O Brasil enfrenta uma onda generalizada de violências sob os mais variados aspectos e pontos de vista. São violências que vão desde a negação ou privação dos direitos básicos à vida até àquelas que geram insegurança, apreensão, medo.

Campanhas equivocadas criminalizam crianças, adolescentes e jovens como principais responsáveis dessas ações violentas, quando na verdade, frequentemente, os maiores culpados ficam totalmente impunes.

Os atos violentos, os crimes, o narcotráfico, envolvendo-os, a cada dia, em sua perversa trama, tiram-lhes as possibilidades de plena realização e os afastam de sua cidadania.

Neste contexto, o Senado volta a discutir a redução da maioridade penal com argumentos que poderiam ser usados também para idades menores ainda, como se esta fosse a solução para a diminuição da violência e da impunidade. A realidade revela que crianças, adolescentes e jovens são vítimas da violência. Muitas vezes são conduzidos aos caminhos da criminalidade por adultos inescrupulosos.

A CNBB entende que a proposta de redução da maioridade penal não soluciona o problema.

Importa ir a suas verdadeiras causas, que se encontram, sobretudo, na desagregação familiar, na falta de oportunidades, nas desigualdades sociais, na insuficiência de políticas públicas sociais, na perda dos valores éticos e religiosos, na banalização da vida e no recrutamento feito pelo narcotráfico.

Reafirma a CNBB que a redução da maioridade penal violenta e penaliza ainda mais adolescentes, sobretudo os mais pobres, negros, moradores de periferias.

Persistir nesse caminho seria ignorar o contexto da cláusula pétrea constitucional – Constituição Federal, art. 228­ – além de confrontar a Convenção dos Direitos da Criança e do Adolescente, as regras Mínimas de Beijing, as Diretrizes para Prevenção da Delinquência Juvenil, as Regras Mínimas para Proteção dos Menores Privados de Liberdade (Regras de Riad), o Pacto de San José da Costa Rica e o Estatuto da Criança e do Adolescente (ECA), instrumentos que demandam proteção especial para menores de 18 anos.

Crianças, adolescentes e jovens precisam ser reconhecidos como sujeitos na sociedade e, portanto, merecedores de  cuidado, respeito, acolhida e principalmente oportunidades.

A Igreja no Brasil conclama os poderes públicos – Executivo, Legislativo e Judiciário – bem como a sociedade civil a debater o assunto. Urge a busca de soluções focadas nas políticas públicas que efetivem melhores condições de vida para todos, na implementação de medidas sócio-educativas previstas no ECA e no desenvolvimento de uma política nacional de combate ao narcotráfico, penalizando com maior rigor a manipulação e o aliciamento de crianças, adolescentes e jovens pelo crime organizado.

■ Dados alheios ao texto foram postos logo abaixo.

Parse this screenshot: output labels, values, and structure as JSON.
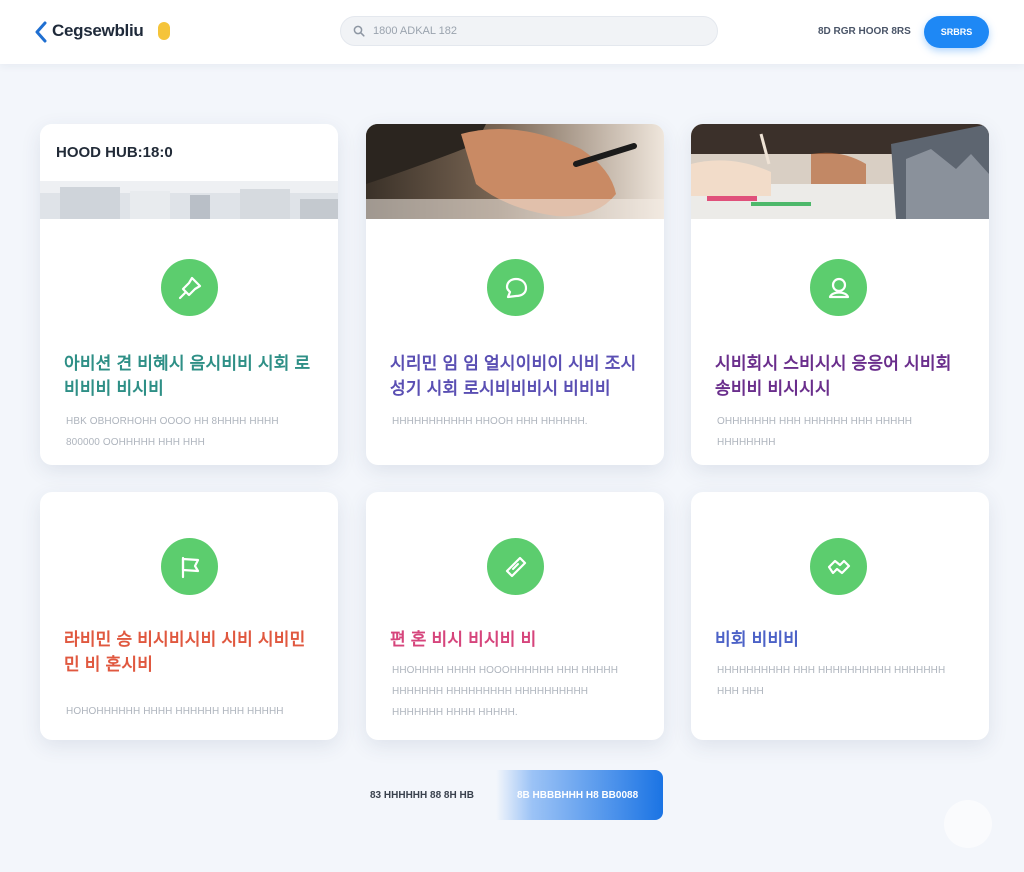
{
  "header": {
    "brand": "Cegsewbliu",
    "search_placeholder": "1800 ADKAL 182",
    "nav_link": "8D RGR HOOR 8RS",
    "cta_label": "SRBRS"
  },
  "cards": [
    {
      "header_title": "HOOD HUB:18:0",
      "title": "아비션 견 비혜시 음시비비 시회 로비비비 비시비",
      "title_color": "#2e8f86",
      "desc": "HBK OBHORHOHH OOOO HH 8HHHH HHHH 800000 OOHHHHH HHH HHH",
      "icon": "pushpin-icon"
    },
    {
      "title": "시리민 임 임 얼시이비이 시비 조시성기 시회 로시비비비시 비비비",
      "title_color": "#5a4fb3",
      "desc": "HHHHHHHHHHH HHOOH HHH HHHHHH.",
      "icon": "chat-bubble-icon"
    },
    {
      "title": "시비회시 스비시시 응응어 시비회 송비비 비시시시",
      "title_color": "#6a2e8c",
      "desc": "OHHHHHHH HHH HHHHHH HHH HHHHH HHHHHHHH",
      "icon": "user-icon"
    },
    {
      "title": "라비민 승 비시비시비 시비 시비민민 비 혼시비",
      "title_color": "#e0583f",
      "desc": "HOHOHHHHHH HHHH HHHHHH HHH HHHHH",
      "icon": "flag-icon"
    },
    {
      "title": "편 혼 비시 비시비 비",
      "title_color": "#d6457c",
      "desc": "HHOHHHH HHHH HOOOHHHHHH HHH HHHHH HHHHHHH HHHHHHHHH HHHHHHHHHH HHHHHHH HHHH HHHHH.",
      "icon": "ticket-icon"
    },
    {
      "title": "비회 비비비",
      "title_color": "#4c62c7",
      "desc": "HHHHHHHHHH HHH HHHHHHHHHH HHHHHHH HHH HHH",
      "icon": "handshake-icon"
    }
  ],
  "footer_cta": {
    "left_label": "83 HHHHHH 88 8H HB",
    "right_label": "8B HBBBHHH H8 BB0088"
  },
  "colors": {
    "accent": "#1e88f5",
    "icon_green": "#5ccd6e",
    "background": "#f3f6fb"
  }
}
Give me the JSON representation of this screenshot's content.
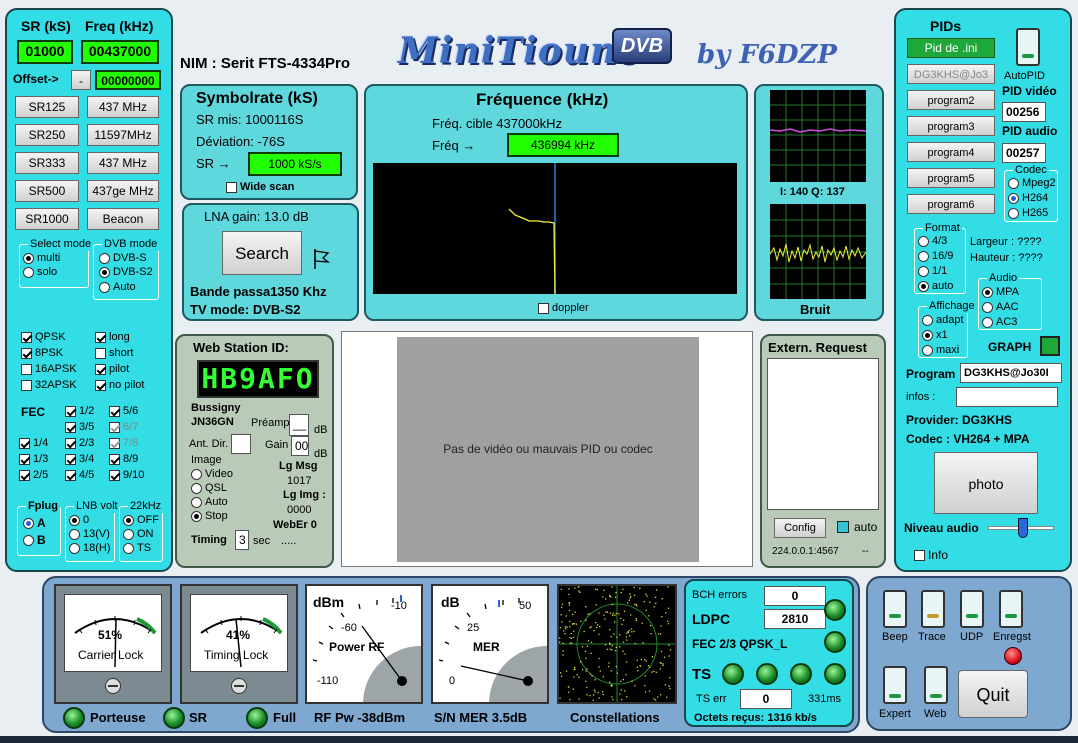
{
  "left": {
    "sr_label": "SR (kS)",
    "freq_label": "Freq (kHz)",
    "sr_value": "01000",
    "freq_value": "00437000",
    "offset_label": "Offset->",
    "offset_sign": "-",
    "offset_value": "00000000",
    "sr_buttons": [
      "SR125",
      "SR250",
      "SR333",
      "SR500",
      "SR1000"
    ],
    "freq_buttons": [
      "437 MHz",
      "11597MHz",
      "437 MHz",
      "437ge MHz",
      "Beacon"
    ],
    "select_mode": {
      "title": "Select mode",
      "options": [
        "multi",
        "solo"
      ]
    },
    "dvb_mode": {
      "title": "DVB mode",
      "options": [
        "DVB-S",
        "DVB-S2",
        "Auto"
      ]
    },
    "mod_left": [
      "QPSK",
      "8PSK",
      "16APSK",
      "32APSK"
    ],
    "mod_right": [
      "long",
      "short",
      "pilot",
      "no pilot"
    ],
    "fec_label": "FEC",
    "fec_a": [
      "1/4",
      "1/3",
      "2/5"
    ],
    "fec_b": [
      "1/2",
      "3/5",
      "2/3",
      "3/4",
      "4/5"
    ],
    "fec_c": [
      "5/6",
      "6/7",
      "7/8",
      "8/9",
      "9/10"
    ],
    "fplug": {
      "title": "Fplug",
      "options": [
        "A",
        "B"
      ]
    },
    "lnb": {
      "title": "LNB volt",
      "options": [
        "0",
        "13(V)",
        "18(H)"
      ]
    },
    "k22": {
      "title": "22kHz",
      "options": [
        "OFF",
        "ON",
        "TS"
      ]
    }
  },
  "header": {
    "nim": "NIM : Serit FTS-4334Pro",
    "logo": "MiniTioune",
    "logo_badge": "DVB",
    "author": "by F6DZP"
  },
  "symbolrate": {
    "title": "Symbolrate (kS)",
    "sr_mis": "SR mis: 1000116S",
    "deviation": "Déviation: -76S",
    "sr_arrow": "SR →",
    "sr_value": "1000 kS/s",
    "wide_scan": "Wide scan"
  },
  "lna": {
    "gain": "LNA gain: 13.0 dB",
    "search": "Search",
    "bande": "Bande passa1350 Khz",
    "tv_mode": "TV mode: DVB-S2"
  },
  "frequence": {
    "title": "Fréquence (kHz)",
    "cible": "Fréq. cible   437000kHz",
    "freq_arrow": "Fréq →",
    "freq_value": "436994 kHz",
    "doppler": "doppler"
  },
  "iq": {
    "label": "I:  140  Q:  137",
    "bruit": "Bruit"
  },
  "pids": {
    "title": "PIDs",
    "pid_ini": "Pid de .ini",
    "callsign_btn": "DG3KHS@Jo3",
    "programs": [
      "program2",
      "program3",
      "program4",
      "program5",
      "program6"
    ],
    "autopid": "AutoPID",
    "pid_video_label": "PID vidéo",
    "pid_video": "00256",
    "pid_audio_label": "PID audio",
    "pid_audio": "00257",
    "codec": {
      "title": "Codec",
      "options": [
        "Mpeg2",
        "H264",
        "H265"
      ]
    },
    "format": {
      "title": "Format",
      "options": [
        "4/3",
        "16/9",
        "1/1",
        "auto"
      ]
    },
    "largeur": "Largeur :  ????",
    "hauteur": "Hauteur :  ????",
    "affichage": {
      "title": "Affichage",
      "options": [
        "adapt",
        "x1",
        "maxi"
      ]
    },
    "audio": {
      "title": "Audio",
      "options": [
        "MPA",
        "AAC",
        "AC3"
      ]
    },
    "graph": "GRAPH",
    "program_label": "Program",
    "program_value": "DG3KHS@Jo30I",
    "infos_label": "infos :",
    "provider": "Provider:    DG3KHS",
    "codec_line": "Codec :   VH264 + MPA",
    "photo": "photo",
    "niveau": "Niveau audio",
    "info": "Info"
  },
  "web": {
    "title": "Web Station ID:",
    "station_display": "HB9AFO",
    "city": "Bussigny",
    "locator": "JN36GN",
    "preamp": "Préamp",
    "preamp_val": "__",
    "db1": "dB",
    "ant_dir": "Ant. Dir.",
    "gain": "Gain",
    "gain_val": "00",
    "db2": "dB",
    "image": {
      "title": "Image",
      "options": [
        "Video",
        "QSL",
        "Auto",
        "Stop"
      ]
    },
    "lg_msg": "Lg Msg",
    "lg_msg_val": "1017",
    "lg_img": "Lg Img :",
    "lg_img_val": "0000",
    "weber": "WebEr  0",
    "timing": "Timing",
    "timing_val": "3",
    "sec": "sec",
    "dots": "....."
  },
  "video": {
    "message": "Pas de vidéo ou mauvais PID ou codec"
  },
  "extern": {
    "title": "Extern. Request",
    "config": "Config",
    "auto": "auto",
    "addr": "224.0.0.1:4567",
    "dash": "--"
  },
  "meters": {
    "carrier": {
      "value": "51%",
      "label": "Carrier Lock",
      "fraction": 0.51
    },
    "timing": {
      "value": "41%",
      "label": "Timing Lock",
      "fraction": 0.41
    },
    "power": {
      "unit": "dBm",
      "ticks": [
        "-60",
        "-10",
        "-110"
      ],
      "label": "Power RF"
    },
    "mer": {
      "unit": "dB",
      "ticks": [
        "25",
        "50",
        "0"
      ],
      "label": "MER"
    },
    "constellations": "Constellations"
  },
  "status_bar": {
    "porteuse": "Porteuse",
    "sr": "SR",
    "full": "Full",
    "rf_pw": "RF Pw -38dBm",
    "sn_mer": "S/N MER 3.5dB"
  },
  "bch": {
    "errors_label": "BCH errors",
    "errors_val": "0",
    "ldpc_label": "LDPC",
    "ldpc_val": "2810",
    "fec": "FEC  2/3 QPSK_L",
    "ts": "TS",
    "ts_err_label": "TS err",
    "ts_err_val": "0",
    "ms": "331ms",
    "octets": "Octets reçus: 1316 kb/s"
  },
  "toggles": {
    "labels": [
      "Beep",
      "Trace",
      "UDP",
      "Enregst",
      "Expert",
      "Web"
    ],
    "quit": "Quit"
  }
}
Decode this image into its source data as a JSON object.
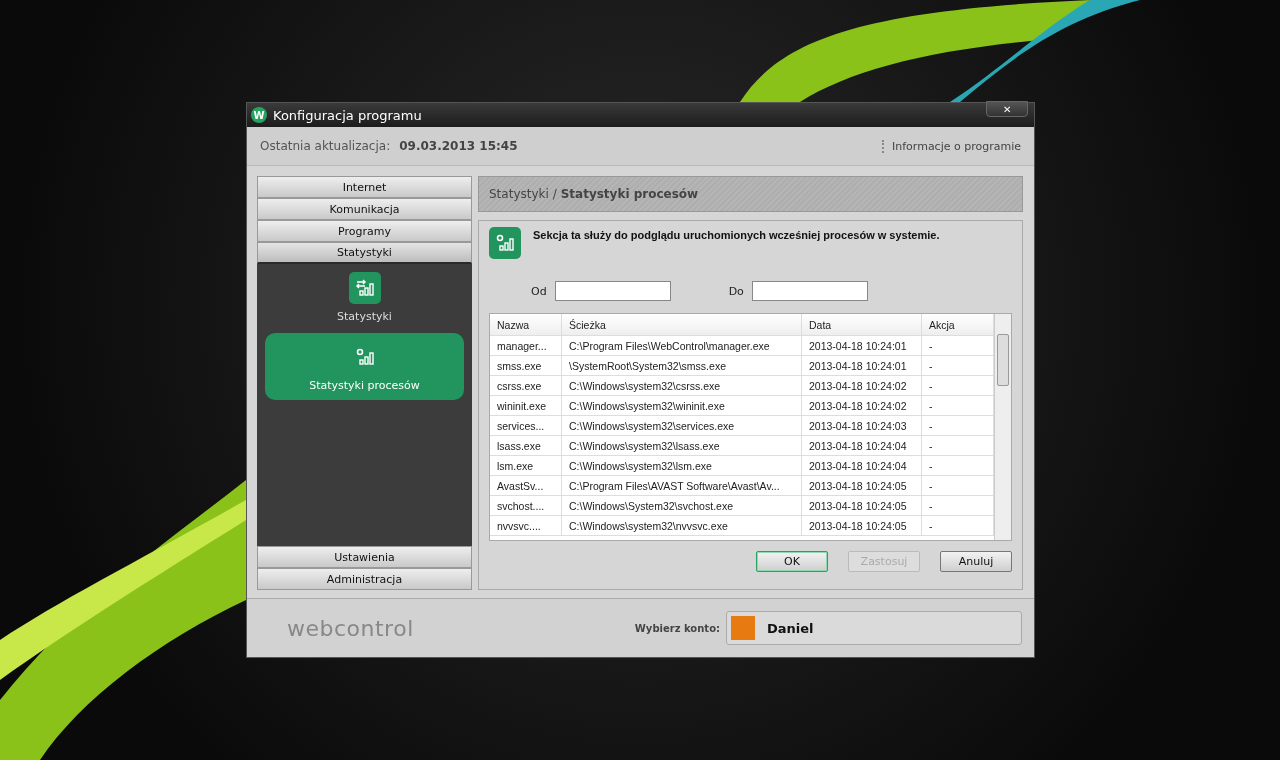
{
  "window": {
    "logo": "W",
    "title": "Konfiguracja programu",
    "close": "✕"
  },
  "header": {
    "label": "Ostatnia aktualizacja:",
    "value": "09.03.2013 15:45",
    "about": "Informacje o programie"
  },
  "sidebar": {
    "groups": [
      {
        "label": "Internet",
        "expanded": false
      },
      {
        "label": "Komunikacja",
        "expanded": false
      },
      {
        "label": "Programy",
        "expanded": false
      },
      {
        "label": "Statystyki",
        "expanded": true,
        "children": [
          {
            "label": "Statystyki",
            "kind": "transfer",
            "selected": false
          },
          {
            "label": "Statystyki procesów",
            "kind": "process",
            "selected": true
          }
        ]
      },
      {
        "label": "Ustawienia",
        "expanded": false
      },
      {
        "label": "Administracja",
        "expanded": false
      }
    ]
  },
  "breadcrumb": {
    "parent": "Statystyki /",
    "current": "Statystyki procesów"
  },
  "description": "Sekcja ta służy do podglądu uruchomionych wcześniej procesów w systemie.",
  "filters": [
    {
      "label": "Od"
    },
    {
      "label": "Do"
    }
  ],
  "table": {
    "columns": [
      "Nazwa",
      "Ścieżka",
      "Data",
      "Akcja"
    ],
    "rows": [
      [
        "manager...",
        "C:\\Program Files\\WebControl\\manager.exe",
        "2013-04-18 10:24:01",
        "-"
      ],
      [
        "smss.exe",
        "\\SystemRoot\\System32\\smss.exe",
        "2013-04-18 10:24:01",
        "-"
      ],
      [
        "csrss.exe",
        "C:\\Windows\\system32\\csrss.exe",
        "2013-04-18 10:24:02",
        "-"
      ],
      [
        "wininit.exe",
        "C:\\Windows\\system32\\wininit.exe",
        "2013-04-18 10:24:02",
        "-"
      ],
      [
        "services...",
        "C:\\Windows\\system32\\services.exe",
        "2013-04-18 10:24:03",
        "-"
      ],
      [
        "lsass.exe",
        "C:\\Windows\\system32\\lsass.exe",
        "2013-04-18 10:24:04",
        "-"
      ],
      [
        "lsm.exe",
        "C:\\Windows\\system32\\lsm.exe",
        "2013-04-18 10:24:04",
        "-"
      ],
      [
        "AvastSv...",
        "C:\\Program Files\\AVAST Software\\Avast\\Av...",
        "2013-04-18 10:24:05",
        "-"
      ],
      [
        "svchost....",
        "C:\\Windows\\System32\\svchost.exe",
        "2013-04-18 10:24:05",
        "-"
      ],
      [
        "nvvsvc....",
        "C:\\Windows\\system32\\nvvsvc.exe",
        "2013-04-18 10:24:05",
        "-"
      ]
    ]
  },
  "buttons": [
    {
      "label": "OK",
      "kind": "default",
      "disabled": false
    },
    {
      "label": "Zastosuj",
      "kind": "normal",
      "disabled": true
    },
    {
      "label": "Anuluj",
      "kind": "normal",
      "disabled": false
    }
  ],
  "footer": {
    "logo": "webcontrol",
    "account_label": "Wybierz konto:",
    "account": "Daniel"
  }
}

A Igreja Católica, através de suas comunidades eclesiais, pastorais, movimentos e entidades sociais, desenvolve projetos sócio-educativos, profissionalizantes, de recuperação de dependentes químicos e de atendimento a adolescentes autores de ato infracional, obtendo resultados que indicam à sociedade caminhos a partir de ações educativas e não punitivas.

A CNBB se une a todos os brasileiros que trabalham para que se cumpra a premissa básica da Constituição Federal, art. 227: “CRIANÇA E ADOLESCENTE PRIORIDADE ABSOLUTA” e reafirma sua posição contrária à redução da maioridade penal.